Group-living organisms invest a huge proportion of their energy into social behavior and interactions with group-mates. These social behaviors emerge from a complex interplay between external factors (e.g., resource availability, predation pressure), social variables (e.g., relationships among group-mates), and internal states (e.g., an individual's genetic makeup and endocrine physiology). I use a combination of classical behavioral ecology approaches and novel remote sensing technologies in two long-term studies of wild mammals to deliver an integrative understanding of the physiological and ecological underpinnings of social behavior.
Physiology of behavior
Societies are made up of individuals with different and varying physiological states, but clear links between physiology and social structure in natural populations are limited to a few specific contexts.

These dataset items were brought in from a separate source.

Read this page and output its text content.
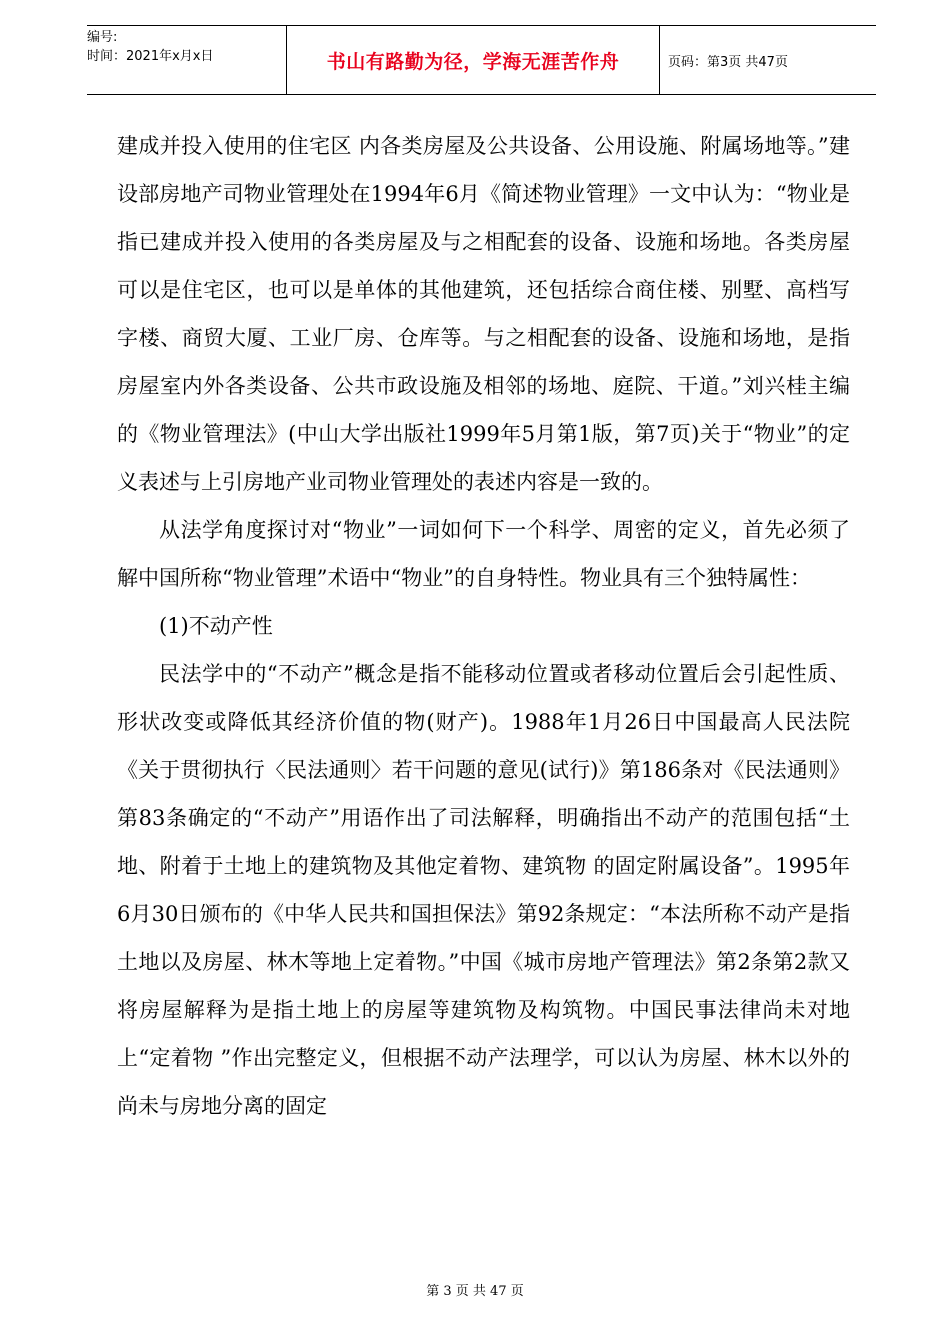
编号:
时间：2021年x月x日	书山有路勤为径，学海无涯苦作舟	页码：第3页 共47页

建成并投入使用的住宅区 内各类房屋及公共设备、公用设施、附属场地等。”建设部房地产司物业管理处在1994年6月《简述物业管理》一文中认为：“物业是指已建成并投入使用的各类房屋及与之相配套的设备、设施和场地。各类房屋可以是住宅区，也可以是单体的其他建筑，还包括综合商住楼、别墅、高档写字楼、商贸大厦、工业厂房、仓库等。与之相配套的设备、设施和场地，是指房屋室内外各类设备、公共市政设施及相邻的场地、庭院、干道。”刘兴桂主编的《物业管理法》(中山大学出版社1999年5月第1版，第7页)关于“物业”的定义表述与上引房地产业司物业管理处的表述内容是一致的。

从法学角度探讨对“物业”一词如何下一个科学、周密的定义，首先必须了解中国所称“物业管理”术语中“物业”的自身特性。物业具有三个独特属性：

(1)不动产性

民法学中的“不动产”概念是指不能移动位置或者移动位置后会引起性质、形状改变或降低其经济价值的物(财产)。1988年1月26日中国最高人民法院《关于贯彻执行〈民法通则〉若干问题的意见(试行)》第186条对《民法通则》第83条确定的“不动产”用语作出了司法解释，明确指出不动产的范围包括“土地、附着于土地上的建筑物及其他定着物、建筑物 的固定附属设备”。1995年6月30日颁布的《中华人民共和国担保法》第92条规定：“本法所称不动产是指土地以及房屋、林木等地上定着物。”中国《城市房地产管理法》第2条第2款又将房屋解释为是指土地上的房屋等建筑物及构筑物。中国民事法律尚未对地上“定着物 ”作出完整定义，但根据不动产法理学，可以认为房屋、林木以外的尚未与房地分离的固定

第 3 页 共 47 页
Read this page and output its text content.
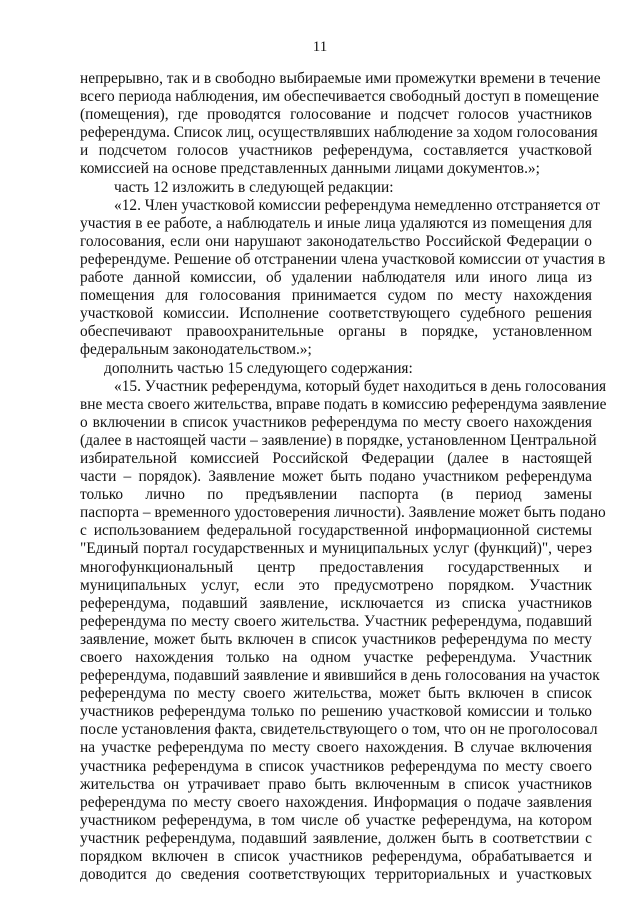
11
непрерывно, так и в свободно выбираемые ими промежутки времени в течение
всего периода наблюдения, им обеспечивается свободный доступ в помещение
(помещения), где проводятся голосование и подсчет голосов участников
референдума. Список лиц, осуществлявших наблюдение за ходом голосования
и подсчетом голосов участников референдума, составляется участковой
комиссией на основе представленных данными лицами документов.»;
часть 12 изложить в следующей редакции:
«12. Член участковой комиссии референдума немедленно отстраняется от
участия в ее работе, а наблюдатель и иные лица удаляются из помещения для
голосования, если они нарушают законодательство Российской Федерации о
референдуме. Решение об отстранении члена участковой комиссии от участия в
работе данной комиссии, об удалении наблюдателя или иного лица из
помещения для голосования принимается судом по месту нахождения
участковой комиссии. Исполнение соответствующего судебного решения
обеспечивают правоохранительные органы в порядке, установленном
федеральным законодательством.»;
дополнить частью 15 следующего содержания:
«15. Участник референдума, который будет находиться в день голосования
вне места своего жительства, вправе подать в комиссию референдума заявление
о включении в список участников референдума по месту своего нахождения
(далее в настоящей части – заявление) в порядке, установленном Центральной
избирательной комиссией Российской Федерации (далее в настоящей
части – порядок). Заявление может быть подано участником референдума
только лично по предъявлении паспорта (в период замены
паспорта – временного удостоверения личности). Заявление может быть подано
с использованием федеральной государственной информационной системы
"Единый портал государственных и муниципальных услуг (функций)", через
многофункциональный центр предоставления государственных и
муниципальных услуг, если это предусмотрено порядком. Участник
референдума, подавший заявление, исключается из списка участников
референдума по месту своего жительства. Участник референдума, подавший
заявление, может быть включен в список участников референдума по месту
своего нахождения только на одном участке референдума. Участник
референдума, подавший заявление и явившийся в день голосования на участок
референдума по месту своего жительства, может быть включен в список
участников референдума только по решению участковой комиссии и только
после установления факта, свидетельствующего о том, что он не проголосовал
на участке референдума по месту своего нахождения. В случае включения
участника референдума в список участников референдума по месту своего
жительства он утрачивает право быть включенным в список участников
референдума по месту своего нахождения. Информация о подаче заявления
участником референдума, в том числе об участке референдума, на котором
участник референдума, подавший заявление, должен быть в соответствии с
порядком включен в список участников референдума, обрабатывается и
доводится до сведения соответствующих территориальных и участковых
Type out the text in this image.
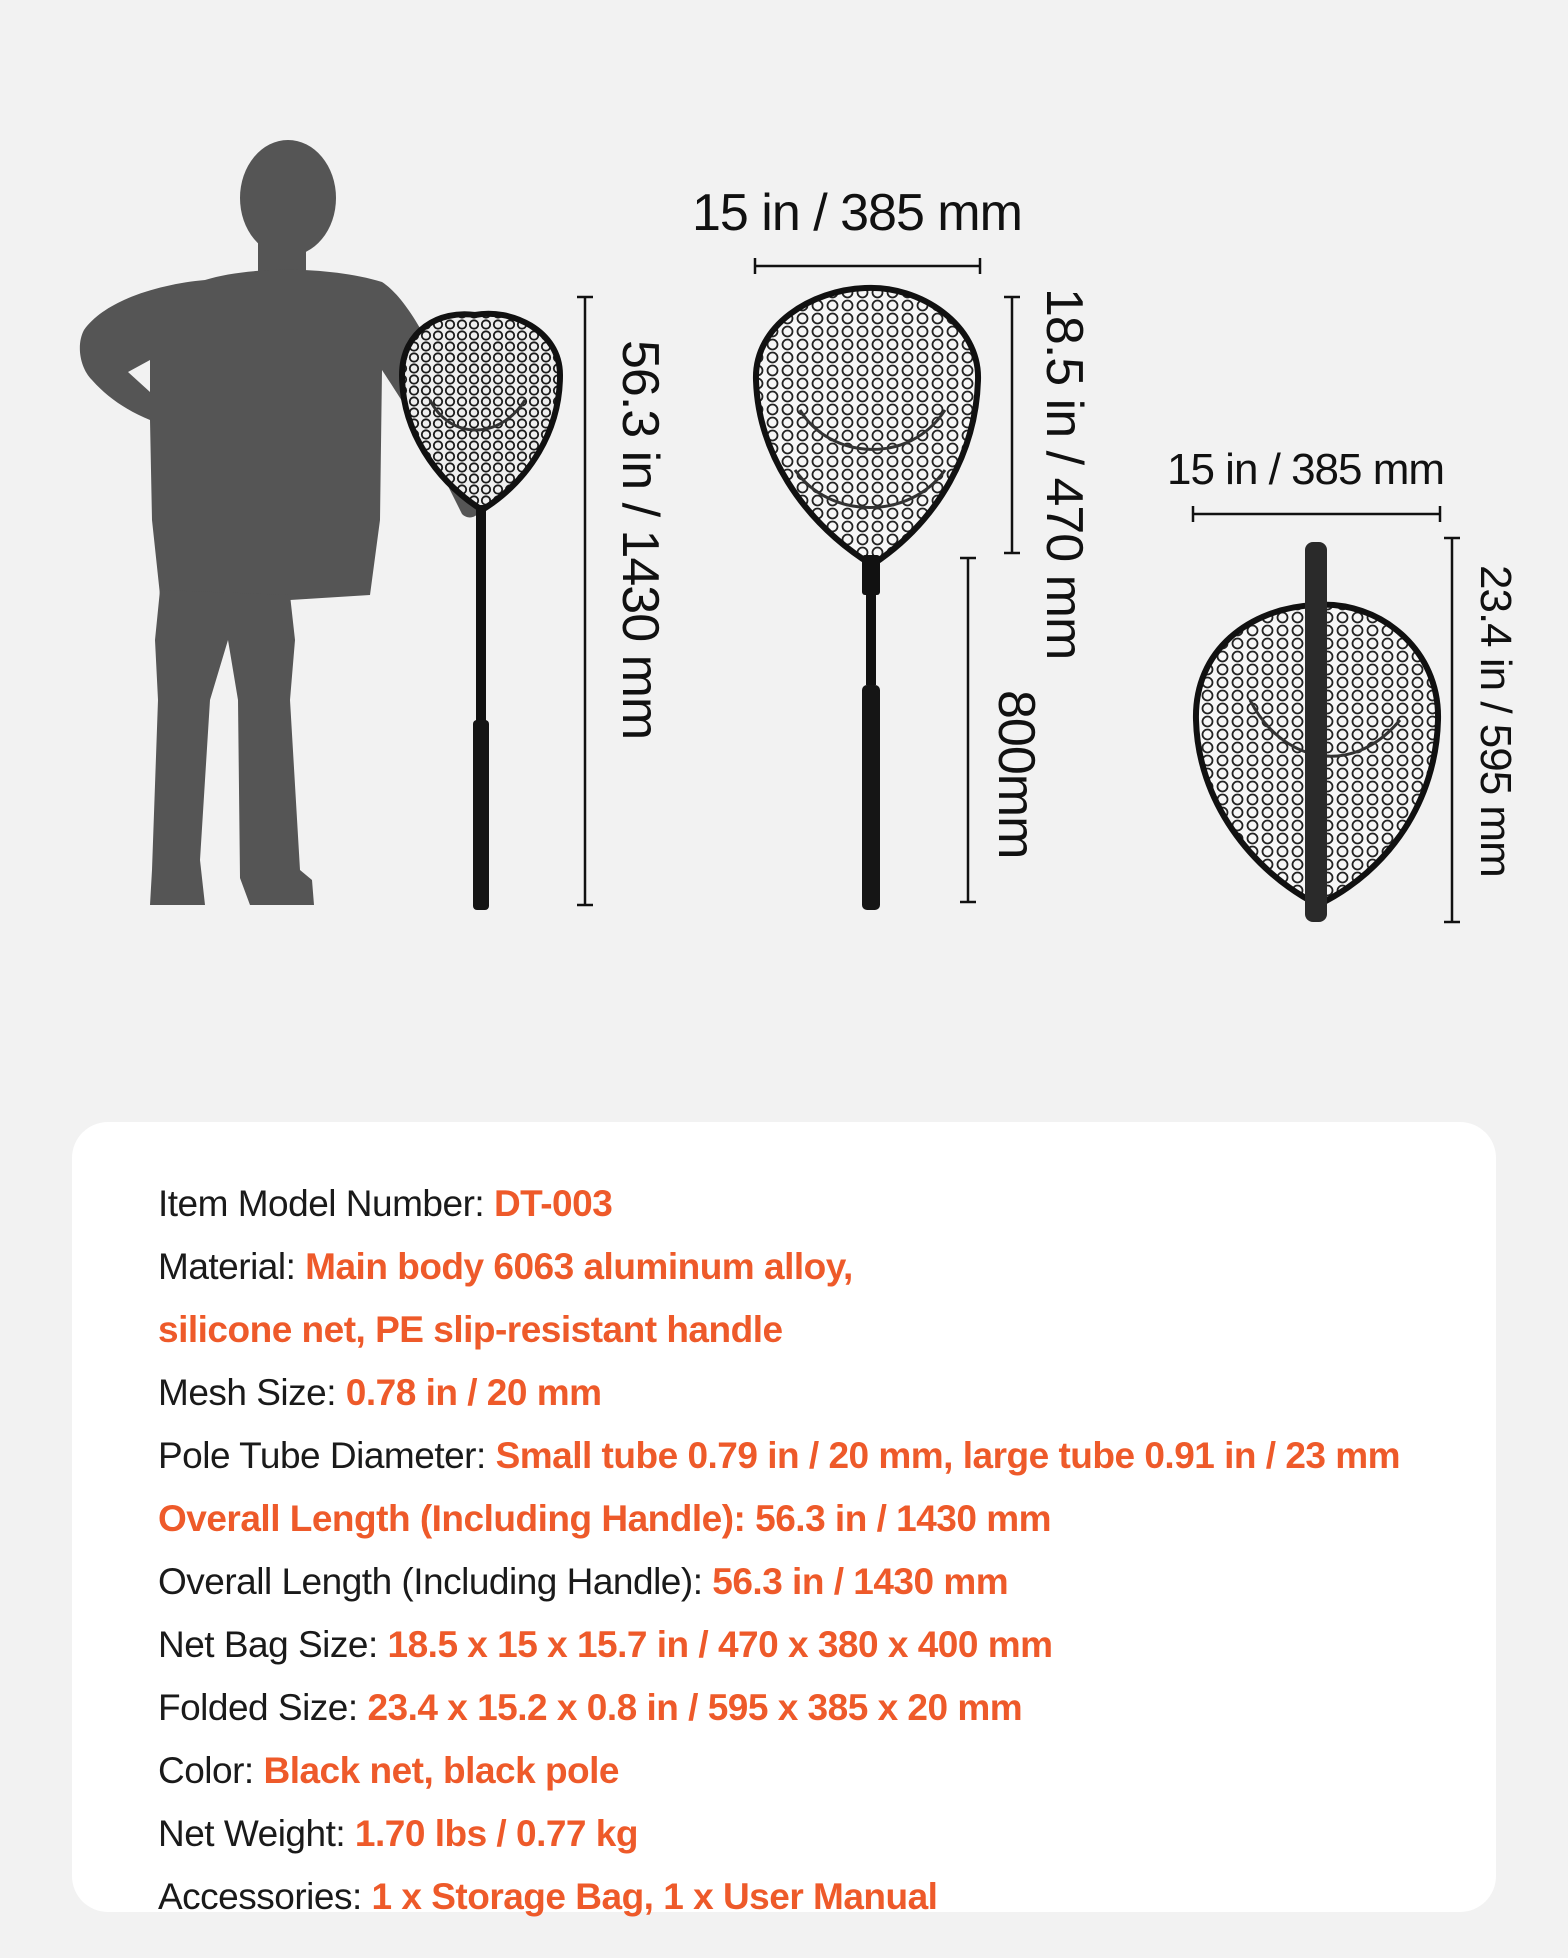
56.3 in / 1430 mm
15 in / 385 mm
18.5 in / 470 mm
800mm
15 in / 385 mm
23.4 in / 595 mm
Item Model Number: DT-003
Material: Main body 6063 aluminum alloy,
silicone net, PE slip-resistant handle
Mesh Size: 0.78 in / 20 mm
Pole Tube Diameter: Small tube 0.79 in / 20 mm, large tube 0.91 in / 23 mm
Overall Length (Including Handle): 56.3 in / 1430 mm
Overall Length (Including Handle): 56.3 in / 1430 mm
Net Bag Size: 18.5 x 15 x 15.7 in / 470 x 380 x 400 mm
Folded Size: 23.4 x 15.2 x 0.8 in / 595 x 385 x 20 mm
Color: Black net, black pole
Net Weight: 1.70 lbs / 0.77 kg
Accessories: 1 x Storage Bag, 1 x User Manual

I use non-invasive fecal and salivary endocrine sampling to understand how hormones shape social behavior, and how the social environment feeds back to affect endocrine physiology. |
Ecology of behavior
Ecological variables such as resource availability, competition, and predation influence individual fitness and the adaptive value of sociality.
I conduct shorter-term intensive collective behavior studies that use biologging and remote sensing technologies to sample in high resolution the behavior of many individuals and groups simultaneously, along with the changing dynamics of their ecological conditions. |
Long-term field studies of social mammals
I work in two long-term field systems whose different ecologies and socio-spatial behaviors offer complementary lenses into links between animal societies and the physiological processes that regulate organismal function.